Some people may still argue that Peter Dutton isn’t demonstrably racist until someone finds a video of him in a white hood. They could be right. Maybe he’s just a sociopath who relies on the racism of his constituents to justify his abusive policies.
Dutton’s disdain for refugees and Pacific Islanders has been well-documented with a long list of political gaffes over the last few years. This week he found a new group of people to target with his divisive comments, asserting that mistakes were made allowing Lebanese migrants and refugees into the country nearly 50 years ago.
He justified these comments with the statistic that 22 of the last 33 Australians charged under counter terrorism charges are from Lebanese Muslim backgrounds. Unsurprisingly this elicited a powerful reaction of outrage from many sectors of the community.
In response to the public anger, Dutton did walk back a little bit and try to give the context that Fraser’s mistake had not been in letting so many people in, but in not providing enough support to the new arrivals, but the damage was done.
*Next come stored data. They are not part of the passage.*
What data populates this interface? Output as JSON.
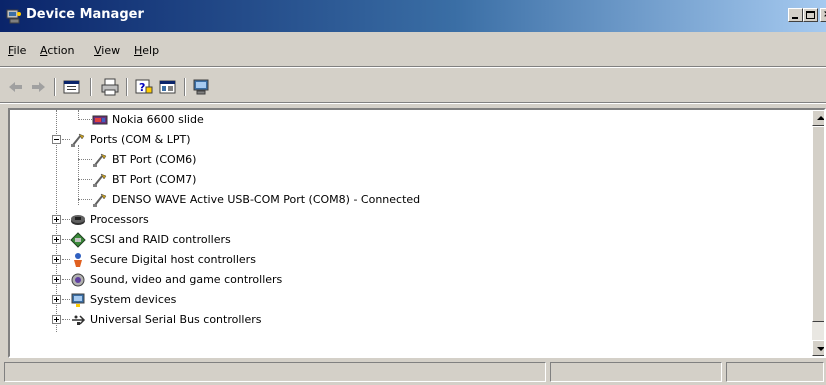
{
  "window": {
    "title": "Device Manager",
    "controls": [
      "minimize",
      "maximize",
      "close"
    ],
    "close_glyph": "×"
  },
  "menu": {
    "items": [
      {
        "label": "File",
        "accel": "F",
        "rest": "ile"
      },
      {
        "label": "Action",
        "accel": "A",
        "rest": "ction"
      },
      {
        "label": "View",
        "accel": "V",
        "rest": "iew"
      },
      {
        "label": "Help",
        "accel": "H",
        "rest": "elp"
      }
    ]
  },
  "toolbar": {
    "buttons": [
      "back-arrow-icon",
      "forward-arrow-icon",
      "properties-icon",
      "print-icon",
      "help-icon",
      "console-view-icon",
      "scan-hardware-icon"
    ]
  },
  "tree": {
    "items": [
      {
        "label": "Nokia 6600 slide",
        "icon": "phone-device-icon",
        "level": 2
      },
      {
        "label": "Ports (COM & LPT)",
        "icon": "port-icon",
        "level": 1,
        "expanded": true
      },
      {
        "label": "BT Port (COM6)",
        "icon": "port-icon",
        "level": 2
      },
      {
        "label": "BT Port (COM7)",
        "icon": "port-icon",
        "level": 2
      },
      {
        "label": "DENSO WAVE Active USB-COM Port (COM8) - Connected",
        "icon": "port-icon",
        "level": 2
      },
      {
        "label": "Processors",
        "icon": "processor-icon",
        "level": 1,
        "expanded": false
      },
      {
        "label": "SCSI and RAID controllers",
        "icon": "scsi-icon",
        "level": 1,
        "expanded": false
      },
      {
        "label": "Secure Digital host controllers",
        "icon": "sd-controller-icon",
        "level": 1,
        "expanded": false
      },
      {
        "label": "Sound, video and game controllers",
        "icon": "sound-icon",
        "level": 1,
        "expanded": false
      },
      {
        "label": "System devices",
        "icon": "system-devices-icon",
        "level": 1,
        "expanded": false
      },
      {
        "label": "Universal Serial Bus controllers",
        "icon": "usb-icon",
        "level": 1,
        "expanded": false
      }
    ]
  },
  "colors": {
    "titlebar_start": "#0a246a",
    "titlebar_end": "#a6caf0",
    "chrome": "#d4d0c8",
    "tree_background": "#ffffff"
  }
}
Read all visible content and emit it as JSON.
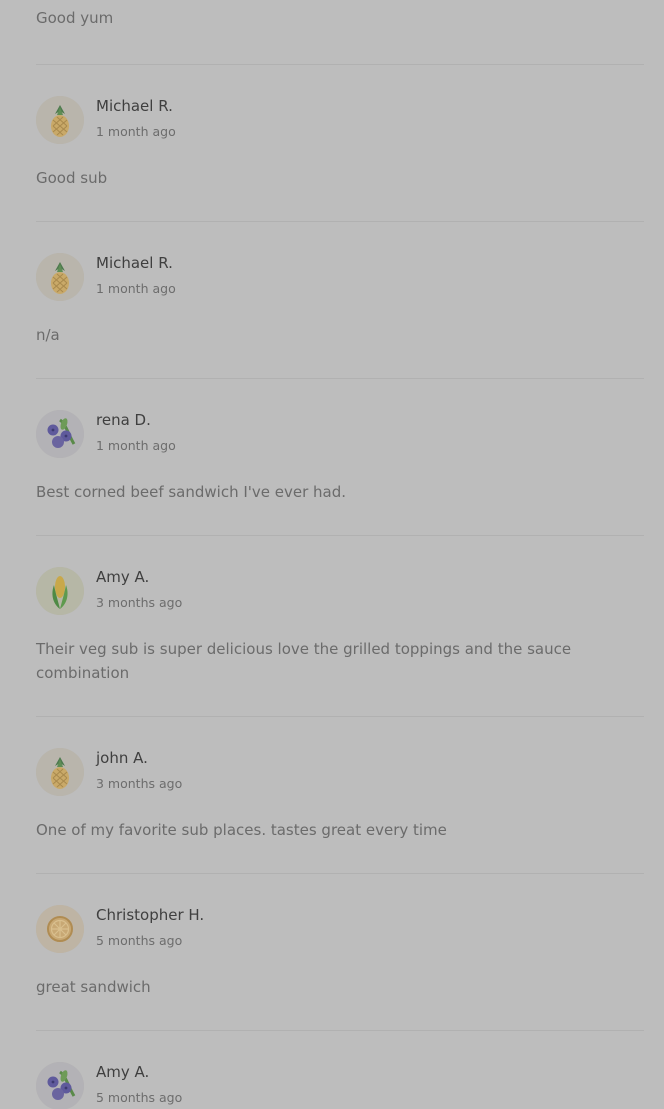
{
  "top_partial": {
    "text": "Good yum"
  },
  "reviews": [
    {
      "name": "Michael R.",
      "time": "1 month ago",
      "text": "Good sub",
      "avatar": "pineapple-icon"
    },
    {
      "name": "Michael R.",
      "time": "1 month ago",
      "text": "n/a",
      "avatar": "pineapple-icon"
    },
    {
      "name": "rena D.",
      "time": "1 month ago",
      "text": "Best corned beef sandwich I've ever had.",
      "avatar": "blueberry-icon"
    },
    {
      "name": "Amy A.",
      "time": "3 months ago",
      "text": "Their veg sub is super delicious love the grilled toppings and the sauce combination",
      "avatar": "corn-icon"
    },
    {
      "name": "john A.",
      "time": "3 months ago",
      "text": "One of my favorite sub places. tastes great every time",
      "avatar": "pineapple-icon"
    },
    {
      "name": "Christopher H.",
      "time": "5 months ago",
      "text": "great sandwich",
      "avatar": "citrus-slice-icon"
    },
    {
      "name": "Amy A.",
      "time": "5 months ago",
      "text": "",
      "avatar": "blueberry-icon"
    }
  ]
}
An entire minority group of Australians had been painted as terrorist sympathisers, while the alt-right neo-Nazis had just been given a new statistic to parrot.
But if you use statistics are you still being racist?
I friend of mine posed this question and I think it makes for interesting discussion. One criticism of progressives recently is that we make it hard for people to raise certain topics without being labelled as bigots. And some topics are hard to talk about as I found recently, writing about terrorism and Islam.
It seems a no-brainer that the use of statistics ahead of hyperbole would seem a vast improvement (consider Dutton’s previous statement that refugees would be illiterate, innumerate and take Australian jobs), yet when the Minister uses them he is still widely castigated for it (not by our piss-weak Prime Minister though). And I would say fair enough too.
If they are from a robust sample size (33 is rarely considered such) and not cherry-picked, using statistics is fine, but they are still only as good as the agenda they are used to push. I understand he has to court the One Nation vote, but in tarring a group of some 200 000 people with the actions of two dozen, Mr Dutton’s agenda was insulting, divisive and unhelpful to efforts to prevent further radicalisation.
As I mentioned earlier, we sometimes focus overly over whether something is racist or not racist. We should perhaps worry more about whether it was right or wrong. So whether or not you think these words prove Dutton is racist, what seems unarguable is that they were terribly chosen. Unless for some reason he wanted to ignite racial tensions within our country. But why would he want to do that?